I just saw an add on Costco.ca that they are selling B&R. Can someone confirm they are not an AD? Are these real B&R's?


----------



## Mako (Apr 21, 2007)

My local Costco now has Panerai. Definitely not an AD but I believe all the watches are the real deal.


----------



## gthompson34 (Mar 1, 2013)

I worry if they are the real deal. I know for some products Costco enters into agreements with the manufacturer to make "Costco-specific" products. For some products, that means inferior parts are used to get the price to a Costco acceptable level. Televisions are a perfect example.


----------



## rockin'ron (Jun 16, 2010)

Costco has been selling fine watches for a while. I've read many posts about it. I highly doubt that a company as big as Costco is selling fakes. On the other hand, I highly doubt that Panerai or B&R or any of the high end companies that they're selling, is supplying them with watches. They're probably picking them up sideways like any other gray market dealer. This is my belief, not based on any knowledge;-)


----------



## samael_6978 (Apr 30, 2011)

gthompson34 said:


> I worry if they are the real deal. I know for some products Costco enters into agreements with the manufacturer to make "Costco-specific" products. For some products, that means inferior parts are used to get the price to a Costco acceptable level. Televisions are a perfect example.

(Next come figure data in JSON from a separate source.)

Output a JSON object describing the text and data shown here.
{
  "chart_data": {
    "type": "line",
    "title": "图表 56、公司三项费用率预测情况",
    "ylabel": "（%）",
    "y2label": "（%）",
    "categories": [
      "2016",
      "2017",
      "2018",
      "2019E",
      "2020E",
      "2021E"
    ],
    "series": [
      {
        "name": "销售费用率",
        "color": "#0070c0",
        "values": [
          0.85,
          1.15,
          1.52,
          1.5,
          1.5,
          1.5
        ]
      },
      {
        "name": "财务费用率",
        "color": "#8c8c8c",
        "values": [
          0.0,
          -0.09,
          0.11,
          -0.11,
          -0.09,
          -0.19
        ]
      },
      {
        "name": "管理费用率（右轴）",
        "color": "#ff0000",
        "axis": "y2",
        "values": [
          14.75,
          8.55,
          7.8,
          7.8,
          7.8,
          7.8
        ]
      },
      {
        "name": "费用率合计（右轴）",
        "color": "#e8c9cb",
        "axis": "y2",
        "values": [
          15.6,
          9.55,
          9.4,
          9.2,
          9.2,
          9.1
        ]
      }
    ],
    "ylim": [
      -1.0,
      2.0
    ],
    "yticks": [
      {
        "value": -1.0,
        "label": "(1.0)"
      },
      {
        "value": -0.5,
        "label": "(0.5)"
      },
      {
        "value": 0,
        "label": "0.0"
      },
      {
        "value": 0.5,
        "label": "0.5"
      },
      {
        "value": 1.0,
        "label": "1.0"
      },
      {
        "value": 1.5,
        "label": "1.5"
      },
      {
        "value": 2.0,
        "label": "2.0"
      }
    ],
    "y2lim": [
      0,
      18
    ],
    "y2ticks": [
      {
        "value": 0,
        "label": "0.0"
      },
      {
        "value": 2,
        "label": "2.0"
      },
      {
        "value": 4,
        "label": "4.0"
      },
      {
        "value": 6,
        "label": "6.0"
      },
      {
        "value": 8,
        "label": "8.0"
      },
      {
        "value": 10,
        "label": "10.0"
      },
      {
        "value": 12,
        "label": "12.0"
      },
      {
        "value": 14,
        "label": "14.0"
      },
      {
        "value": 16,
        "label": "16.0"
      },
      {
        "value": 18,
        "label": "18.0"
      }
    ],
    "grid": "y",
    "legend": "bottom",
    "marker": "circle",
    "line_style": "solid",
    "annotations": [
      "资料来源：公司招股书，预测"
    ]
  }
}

It is an interesting fact. I didn't know that products they sell are inferior to mainstream products.

My local Costco carries Cartier, Breitling, Tag, Seiko, Invicta and so on. Did you ask the customer service desk? They should know.


----------



## Watchbreath (Feb 12, 2006)

No.


----------



## gthompson34 (Mar 1, 2013)

Did a little digging and found that Costco appears to buy from the gray market and was sued by Omega for copyright infringement.

http://en.wikipedia.org/wiki/Omega_S.A._v._Costco_Wholesale_Corp.


----------



## gthompson34 (Mar 1, 2013)

As for Costco in general, I can only speak to TVs. Some of the their TVs are not the same as what you buy at a nice a/v store. Watch the model #s. If they are off by a digit or add a letter or #, it is likely the manufacturer has entered into a deal wtih Costco to sell bulk TVs, which are often made as an inferior product to the original model #. In short, cheaper Chinese parts and/or made in China.


----------



## VenatorWatch (Apr 23, 2012)

Well they recently got pinched for selling counterfeit Tiffany, sooooooooo...... Your call.


----------



## por44 (Dec 21, 2007)

gthompson34 said:


> I worry if they are the real deal. I know for some products Costco enters into agreements with the manufacturer to make "Costco-specific" products. For some products, that means inferior parts are used to get the price to a Costco acceptable level. Televisions are a perfect example.


Costco doesn't need to lessen the quality of any item.

IMO many of their store specific items (Kirkland labeled) are a step above the norm. They have a proven _solid reputation_.


----------



## rockin'ron (Jun 16, 2010)

gthompson34 said:


> As for Costco in general, I can only speak to TVs. Some of the their TVs are not the same as what you buy at a nice a/v store. Watch the model #s. If they are off by a digit or add a letter or #, it is likely the manufacturer has entered into a deal wtih Costco to sell bulk TVs, which are often made as an inferior product to the original model #. In short, cheaper Chinese parts and/or made in China.


Wrong. This I know as I used to deal with electronics. If you're a big enough retailer, you can get your own model numbers. Plus one feature or minus one feature. When it comes to best price guarantee, the retailer doesn't have to worry about another dealer undercutting him.;-) It has nothing to do with cheaper parts.
And as to the Tiffany (which I never heard about), that would confirm that they're getting these on the gray market as I originally suspected. A company as big as Costco is certainly not going to risk everything to sell fake goods.


----------



## Mirabello1 (Sep 1, 2011)

Have no fear when buying a watch from Costco. Why you ask? There crazy return policy on watches. My Costco told me if I'm not happy with the watch anytime for the first year I can return it... Really, so this means I can basically borrow a $6,000 Watch for a year , enjoy it and then bring it back for a full refund.. It sounds insane, but apparently this is true.


----------



## simoncudd (Dec 22, 2007)

ALL 'Authorised Dealers' details are on the Bell & Ross Official Site website. !!
...they are definitely NOT an AD!


----------



## TK-421 (Mar 11, 2010)

costco is not an AD for anything other than their own brand. they are a wholesaler. same as sam's. they are probably floor displays or surplus or unpopular styles that did not sell well.


----------



## billyp7718 (Nov 7, 2011)

rockin'ron said:


> Wrong. This I know as I used to deal with electronics. If you're a big enough retailer, you can get your own model numbers. Plus one feature or minus one feature. When it comes to best price guarantee, the retailer doesn't have to worry about another dealer undercutting him.;-) It has nothing to do with cheaper parts.
> And as to the Tiffany (which I never heard about), that would confirm that they're getting these on the gray market as I originally suspected. A company as big as Costco is certainly not going to risk everything to sell fake goods.


X 2


----------